Allen’s evolution to this lofty moment toppled a principle of football doctrine: that quarterbacks can’t enhance their accuracy. After selecting Allen in 2018, Bills General Manager Brandon Beane was told that he had just taken a tight end. He knew otherwise.
At his job interview the year before, after Buffalo’s 16th consecutive season without making the playoffs, Beane noted that the New England Patriots dynasty had been sustained in part by their three fellow A.F.C. East teams, which regularly changed coaches and front offices.
Unseating the Patriots, he said, demanded time and patience, and as he scouted quarterback prospects before the draft he resolved to invest both in Allen.
On the farmstead where Allen grew up in Firebaugh, Calif., a small community about 40 miles northwest of Fresno, his family has long nurtured cantaloupe, cotton and wheat — and, more recently, pistachios. Much like Allen himself, their trees need years of cultivation before producing a yield. Allen’s progression from imprecise college quarterback to N.F.L. star took an honest assessment of the transformation he required.
“When you lie to yourself, the only person you hurt is yourself,” Allen said. “Being completely honest and understanding that there’s things I need to work on, I’m not afraid to reach out and ask somebody for help.”

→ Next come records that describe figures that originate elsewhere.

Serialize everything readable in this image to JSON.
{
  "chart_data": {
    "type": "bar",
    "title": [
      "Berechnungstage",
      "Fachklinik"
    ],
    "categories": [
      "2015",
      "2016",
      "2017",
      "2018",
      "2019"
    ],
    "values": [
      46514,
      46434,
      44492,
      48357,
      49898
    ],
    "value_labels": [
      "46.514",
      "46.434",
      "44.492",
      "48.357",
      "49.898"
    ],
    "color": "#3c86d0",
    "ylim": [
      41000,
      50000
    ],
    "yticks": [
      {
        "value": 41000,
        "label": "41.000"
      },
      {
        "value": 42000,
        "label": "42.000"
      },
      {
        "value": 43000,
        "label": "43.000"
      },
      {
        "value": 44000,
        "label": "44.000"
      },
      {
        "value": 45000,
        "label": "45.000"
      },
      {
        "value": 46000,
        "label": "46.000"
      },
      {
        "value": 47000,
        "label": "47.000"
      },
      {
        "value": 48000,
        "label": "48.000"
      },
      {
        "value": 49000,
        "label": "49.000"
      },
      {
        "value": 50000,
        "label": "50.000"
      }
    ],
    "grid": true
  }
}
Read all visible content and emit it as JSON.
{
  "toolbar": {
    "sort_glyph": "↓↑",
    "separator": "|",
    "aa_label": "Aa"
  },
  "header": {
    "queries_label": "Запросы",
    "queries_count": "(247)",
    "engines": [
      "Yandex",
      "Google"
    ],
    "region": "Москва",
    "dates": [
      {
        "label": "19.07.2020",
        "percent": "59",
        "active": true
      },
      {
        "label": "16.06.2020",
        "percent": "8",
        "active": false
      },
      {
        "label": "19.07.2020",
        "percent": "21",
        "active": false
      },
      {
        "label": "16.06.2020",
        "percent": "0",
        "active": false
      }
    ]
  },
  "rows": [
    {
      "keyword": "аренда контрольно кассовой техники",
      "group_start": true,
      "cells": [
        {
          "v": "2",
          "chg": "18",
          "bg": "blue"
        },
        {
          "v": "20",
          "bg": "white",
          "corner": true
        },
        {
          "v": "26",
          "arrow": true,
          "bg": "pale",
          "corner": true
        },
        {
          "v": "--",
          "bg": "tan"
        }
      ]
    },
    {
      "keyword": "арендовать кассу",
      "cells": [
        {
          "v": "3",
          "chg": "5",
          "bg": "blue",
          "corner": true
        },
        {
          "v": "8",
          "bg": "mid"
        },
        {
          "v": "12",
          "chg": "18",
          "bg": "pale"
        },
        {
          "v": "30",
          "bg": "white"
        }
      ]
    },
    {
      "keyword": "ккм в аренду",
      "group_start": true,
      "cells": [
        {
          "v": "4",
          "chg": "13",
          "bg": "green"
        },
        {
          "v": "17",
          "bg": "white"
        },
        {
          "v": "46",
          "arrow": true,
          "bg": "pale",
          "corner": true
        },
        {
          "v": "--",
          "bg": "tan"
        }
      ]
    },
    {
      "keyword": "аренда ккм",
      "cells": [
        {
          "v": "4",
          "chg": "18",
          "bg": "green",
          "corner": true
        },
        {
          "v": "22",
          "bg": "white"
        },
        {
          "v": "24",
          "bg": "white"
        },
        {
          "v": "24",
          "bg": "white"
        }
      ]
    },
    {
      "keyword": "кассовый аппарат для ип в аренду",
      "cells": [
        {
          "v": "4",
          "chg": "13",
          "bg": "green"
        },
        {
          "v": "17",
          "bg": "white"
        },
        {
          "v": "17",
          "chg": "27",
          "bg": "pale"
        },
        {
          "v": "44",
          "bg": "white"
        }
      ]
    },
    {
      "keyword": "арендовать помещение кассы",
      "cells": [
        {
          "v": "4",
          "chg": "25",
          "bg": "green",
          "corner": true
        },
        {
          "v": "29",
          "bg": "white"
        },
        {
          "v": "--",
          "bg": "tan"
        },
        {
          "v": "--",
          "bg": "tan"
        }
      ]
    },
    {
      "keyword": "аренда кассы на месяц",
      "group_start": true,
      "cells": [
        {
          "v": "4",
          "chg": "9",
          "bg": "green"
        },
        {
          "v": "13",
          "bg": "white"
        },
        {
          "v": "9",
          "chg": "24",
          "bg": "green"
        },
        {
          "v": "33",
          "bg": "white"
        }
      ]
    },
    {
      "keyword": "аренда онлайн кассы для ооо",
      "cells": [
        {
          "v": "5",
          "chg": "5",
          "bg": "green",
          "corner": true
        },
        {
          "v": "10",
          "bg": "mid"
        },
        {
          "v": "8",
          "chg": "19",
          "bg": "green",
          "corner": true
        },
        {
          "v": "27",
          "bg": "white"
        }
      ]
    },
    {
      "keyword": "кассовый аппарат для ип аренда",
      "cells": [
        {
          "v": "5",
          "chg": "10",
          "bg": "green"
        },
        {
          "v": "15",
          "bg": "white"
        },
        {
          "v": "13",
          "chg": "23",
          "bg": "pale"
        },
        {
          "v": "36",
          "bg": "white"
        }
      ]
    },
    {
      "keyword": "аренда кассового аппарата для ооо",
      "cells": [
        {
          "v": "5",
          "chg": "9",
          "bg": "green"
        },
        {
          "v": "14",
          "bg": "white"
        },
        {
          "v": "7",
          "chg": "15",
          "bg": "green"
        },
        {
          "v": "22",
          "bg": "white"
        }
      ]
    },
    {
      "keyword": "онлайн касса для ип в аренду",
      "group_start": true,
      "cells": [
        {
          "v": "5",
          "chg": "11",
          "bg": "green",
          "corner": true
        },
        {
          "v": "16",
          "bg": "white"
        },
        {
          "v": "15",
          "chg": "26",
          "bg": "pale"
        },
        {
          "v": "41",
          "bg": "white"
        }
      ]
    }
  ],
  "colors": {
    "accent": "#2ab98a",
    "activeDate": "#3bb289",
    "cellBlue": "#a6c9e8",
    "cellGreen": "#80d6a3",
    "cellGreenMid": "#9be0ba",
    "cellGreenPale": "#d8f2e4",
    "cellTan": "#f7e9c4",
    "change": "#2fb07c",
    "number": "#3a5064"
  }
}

Rarely does a quarterback improve by vast margins, as Allen did, in his third season.
The best predictor of a third-year eruption, according to a May 2020 study by Pro Football Focus, is a proclivity for completing passes. At Wyoming, Allen had connected on a meager 56.2 percentage of his throws, and in his first two seasons in Buffalo, he rated last in the league.
To better evaluate Allen, Beane needed to protect him, so in 2019 he signed offensive linemen Mitch Morse and Jon Feliciano in free agency. He bolstered the receiving corps, too, adding Cole Beasley in 2019 and, in a trade with Minnesota in 2020, Stefon Diggs, who led the N.F.L. last season in yards and receptions.